O caso recente de Belo Monte não apresenta diferenças substantivas. Mas coloca em evidência uma séria anomalia na política brasileira de combate ao trafico humano: foram estabelecidas políticas, instituições e ferramentas separadas para tratar do combate ao trabalho escravo, de um lado, e tratar do enfrentamento ao tráfico de pessoas, do outro lado, como se essas duas frentes fossem conceitualmente e praticamente separadas de maneira estanca. A atualidade nos confirma que não o são e nos obriga a retomar uma visão integrada e integral do fenômeno da escravidão moderna.

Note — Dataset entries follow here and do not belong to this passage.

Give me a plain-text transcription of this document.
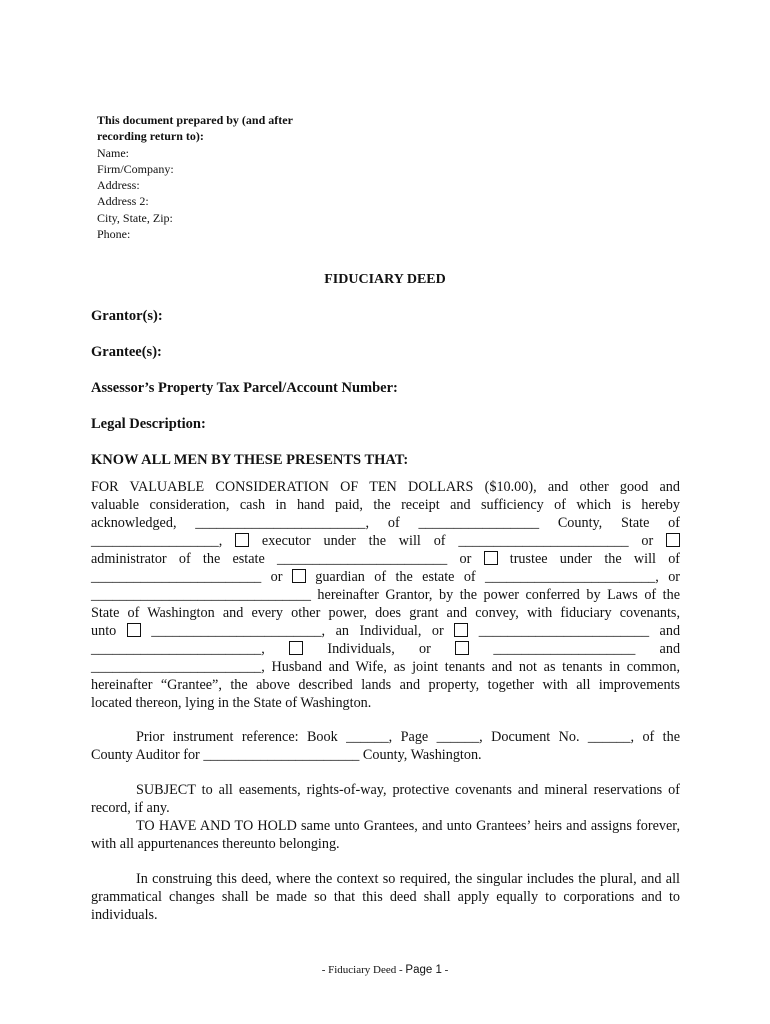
This document prepared by (and after
recording return to):
Name:
Firm/Company:
Address:
Address 2:
City, State, Zip:
Phone:
FIDUCIARY DEED
Grantor(s):
Grantee(s):
Assessor’s Property Tax Parcel/Account Number:
Legal Description:
KNOW ALL MEN BY THESE PRESENTS THAT:
FOR VALUABLE CONSIDERATION OF TEN DOLLARS ($10.00), and other good and
valuable consideration, cash in hand paid, the receipt and sufficiency of which is hereby
acknowledged, ________________________, of _________________ County, State of
__________________,	executor under the will of ________________________ or
administrator of the estate ________________________ or	trustee under the will of
________________________ or guardian of the estate of ________________________, or
_______________________________ hereinafter Grantor, by the power conferred by Laws of the
State of Washington and every other power, does grant and convey, with fiduciary covenants,
unto ________________________, an Individual, or ________________________ and
________________________,	Individuals, or	____________________ and
________________________, Husband and Wife, as joint tenants and not as tenants in common,
hereinafter “Grantee”, the above described lands and property, together with all improvements
located thereon, lying in the State of Washington.
Prior instrument reference: Book ______, Page ______, Document No. ______, of the
County Auditor for ______________________ County, Washington.
SUBJECT to all easements, rights-of-way, protective covenants and mineral reservations of record, if any.
TO HAVE AND TO HOLD same unto Grantees, and unto Grantees’ heirs and assigns forever, with all appurtenances thereunto belonging.
In construing this deed, where the context so required, the singular includes the plural, and all grammatical changes shall be made so that this deed shall apply equally to corporations and to individuals.
- Fiduciary Deed - Page 1 -
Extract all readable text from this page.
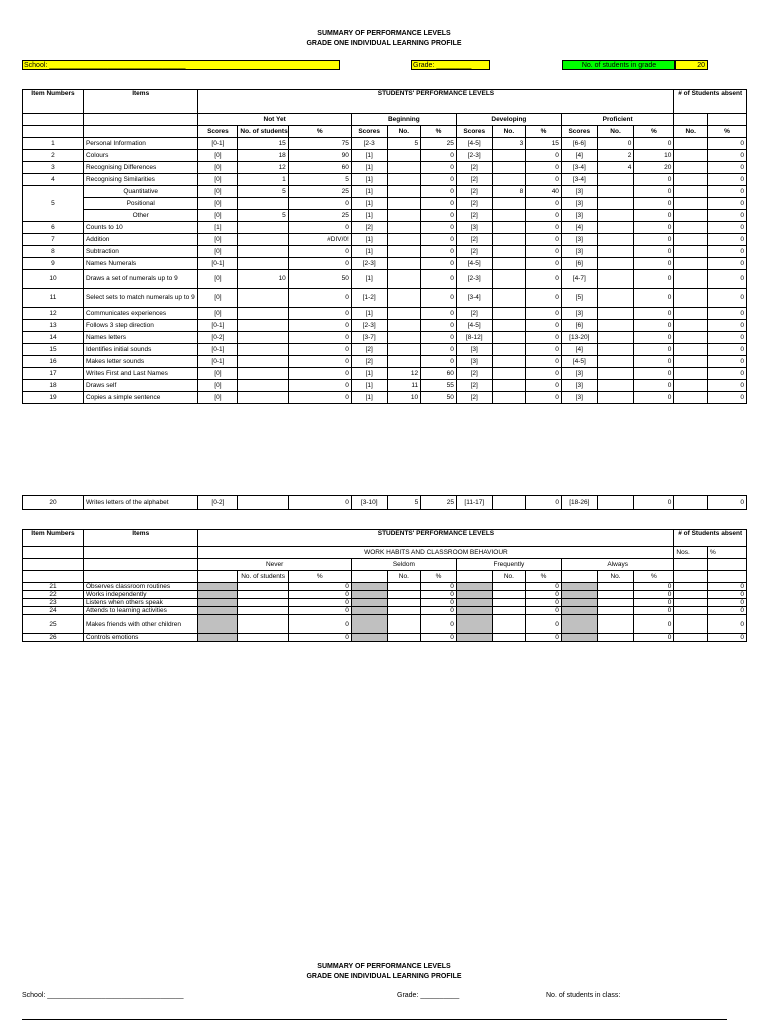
SUMMARY OF PERFORMANCE LEVELS
GRADE ONE INDIVIDUAL LEARNING PROFILE
School: ___________________________________	Grade: _________	No. of students in grade	20
Item Numbers	Items	STUDENTS' PERFORMANCE LEVELS												# of Students absent	
		Not Yet			Beginning			Developing			Proficient				
		Scores	No. of students	%	Scores	No.	%	Scores	No.	%	Scores	No.	%	No.	%
1	Personal Information	[0-1]	15	75	[2-3	5	25	[4-5]	3	15	[6-6]	0	0		0
2	Colours	[0]	18	90	[1]		0	[2-3]		0	[4]	2	10		0
3	Recognising Differences	[0]	12	60	[1]		0	[2]		0	[3-4]	4	20		0
4	Recognising Similarities	[0]	1	5	[1]		0	[2]		0	[3-4]		0		0
5	Quantitative	[0]	5	25	[1]		0	[2]	8	40	[3]		0		0
	Positional	[0]		0	[1]		0	[2]		0	[3]		0		0
	Other	[0]	5	25	[1]		0	[2]		0	[3]		0		0
6	Counts to 10	[1]		0	[2]		0	[3]		0	[4]		0		0
7	Addition	[0]		#DIV/0!	[1]		0	[2]		0	[3]		0		0
8	Subtraction	[0]		0	[1]		0	[2]		0	[3]		0		0
9	Names Numerals	[0-1]		0	[2-3]		0	[4-5]		0	[6]		0		0
10	Draws a set of numerals up to 9	[0]	10	50	[1]		0	[2-3]		0	[4-7]		0		0
11	Select sets to match numerals up to 9	[0]		0	[1-2]		0	[3-4]		0	[5]		0		0
12	Communicates experiences	[0]		0	[1]		0	[2]		0	[3]		0		0
13	Follows 3 step direction	[0-1]		0	[2-3]		0	[4-5]		0	[6]		0		0
14	Names letters	[0-2]		0	[3-7]		0	[8-12]		0	[13-20]		0		0
15	Identifies initial sounds	[0-1]		0	[2]		0	[3]		0	[4]		0		0
16	Makes letter sounds	[0-1]		0	[2]		0	[3]		0	[4-5]		0		0
17	Writes First and Last Names	[0]		0	[1]	12	60	[2]		0	[3]		0		0
18	Draws self	[0]		0	[1]	11	55	[2]		0	[3]		0		0
19	Copies a simple sentence	[0]		0	[1]	10	50	[2]		0	[3]		0		0
20	Writes letters of the alphabet	[0-2]		0	[3-10]	5	25	[11-17]		0	[18-26]		0		0
Item Numbers	Items	STUDENTS' PERFORMANCE LEVELS												# of Students absent	
		WORK HABITS AND CLASSROOM BEHAVIOUR												Nos.	%
		Never			Seldom			Frequently			Always				
			No. of students	%		No.	%		No.	%		No.	%		
21	Observes classroom routines			0			0			0			0		0
22	Works independently			0			0			0			0		0
23	Listens when others speak			0			0			0			0		0
24	Attends to learning activities			0			0			0			0		0
25	Makes friends with other children			0			0			0			0		0
26	Controls emotions			0			0			0			0		0
SUMMARY OF PERFORMANCE LEVELS
GRADE ONE INDIVIDUAL LEARNING PROFILE
School: ___________________________________	Grade: __________	No. of students in class:
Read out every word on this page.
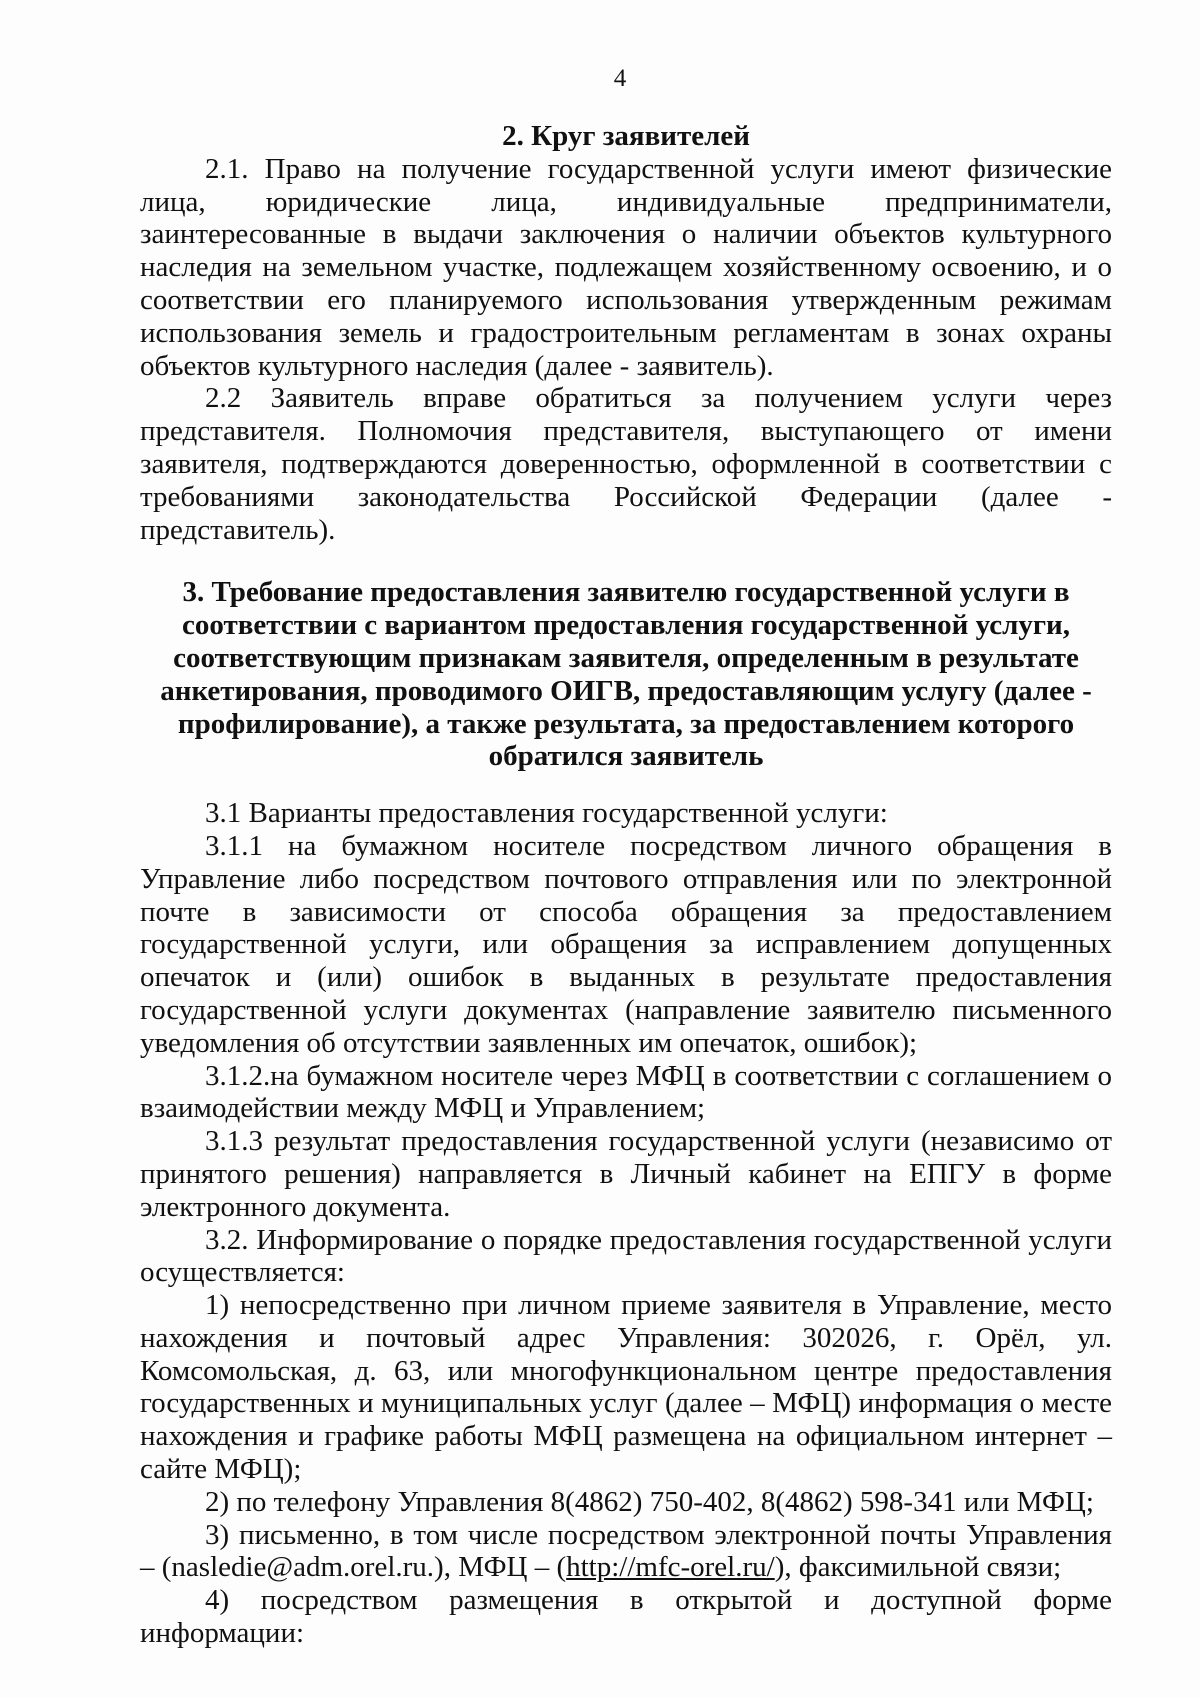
4
2. Круг заявителей

2.1. Право на получение государственной услуги имеют физические лица, юридические лица, индивидуальные предприниматели, заинтересованные в выдачи заключения о наличии объектов культурного наследия на земельном участке, подлежащем хозяйственному освоению, и о соответствии его планируемого использования утвержденным режимам использования земель и градостроительным регламентам в зонах охраны объектов культурного наследия (далее - заявитель).

2.2 Заявитель вправе обратиться за получением услуги через представителя. Полномочия представителя, выступающего от имени заявителя, подтверждаются доверенностью, оформленной в соответствии с требованиями законодательства Российской Федерации (далее - представитель).

3. Требование предоставления заявителю государственной услуги в
соответствии с вариантом предоставления государственной услуги,
соответствующим признакам заявителя, определенным в результате
анкетирования, проводимого ОИГВ, предоставляющим услугу (далее -
профилирование), а также результата, за предоставлением которого
обратился заявитель

3.1 Варианты предоставления государственной услуги:

3.1.1 на бумажном носителе посредством личного обращения в Управление либо посредством почтового отправления или по электронной почте в зависимости от способа обращения за предоставлением государственной услуги, или обращения за исправлением допущенных опечаток и (или) ошибок в выданных в результате предоставления государственной услуги документах (направление заявителю письменного уведомления об отсутствии заявленных им опечаток, ошибок);

3.1.2.на бумажном носителе через МФЦ в соответствии с соглашением о взаимодействии между МФЦ и Управлением;

3.1.3 результат предоставления государственной услуги (независимо от принятого решения) направляется в Личный кабинет на ЕПГУ в форме электронного документа.

3.2. Информирование о порядке предоставления государственной услуги осуществляется:

1) непосредственно при личном приеме заявителя в Управление, место нахождения и почтовый адрес Управления: 302026, г. Орёл, ул. Комсомольская, д. 63, или многофункциональном центре предоставления государственных и муниципальных услуг (далее – МФЦ) информация о месте нахождения и графике работы МФЦ размещена на официальном интернет – сайте МФЦ);

2) по телефону Управления 8(4862) 750-402, 8(4862) 598-341 или МФЦ;

3) письменно, в том числе посредством электронной почты Управления – (nasledie@adm.orel.ru.), МФЦ – (http://mfc-orel.ru/), факсимильной связи;

4) посредством размещения в открытой и доступной форме информации:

As características descritas no artigo 149 do código penal para criminalizar o trabalho análogo a de escravo aplicam-se rigorosamente também a situações de exploração sexual. Da mesma maneira é norma incorporada em nosso ordenamento jurídico, a partir da ratificação do Protocolo de Palermo, reconhecer na exploração sexual e no trabalho forçado algumas das possíveis finalidades do tráfico de pessoas, cujo enfrentamento é objeto do Protocolo. De fato o texto de Palermo define o tráfico de Pessoas como “o recrutamento, o transporte, a transferência, o alojamento ou o acolhimento de pessoas, recorrendo à ameaça ou uso da força ou a outras formas de coação, ao rapto, à fraude, ao engano, ao abuso de autoridade ou à situação de vulnerabilidade ou à entrega ou aceitação de pagamentos ou benefícios para obter o consentimento de uma pessoa que tenha autoridade sobre outra para fins de exploração. A exploração incluirá, no mínimo, a exploração da prostituição de outrem ou outras formas de exploração sexual, o trabalho ou serviços forçados, escravatura ou práticas similares à escravatura, a servidão ou a remoção de órgãos.”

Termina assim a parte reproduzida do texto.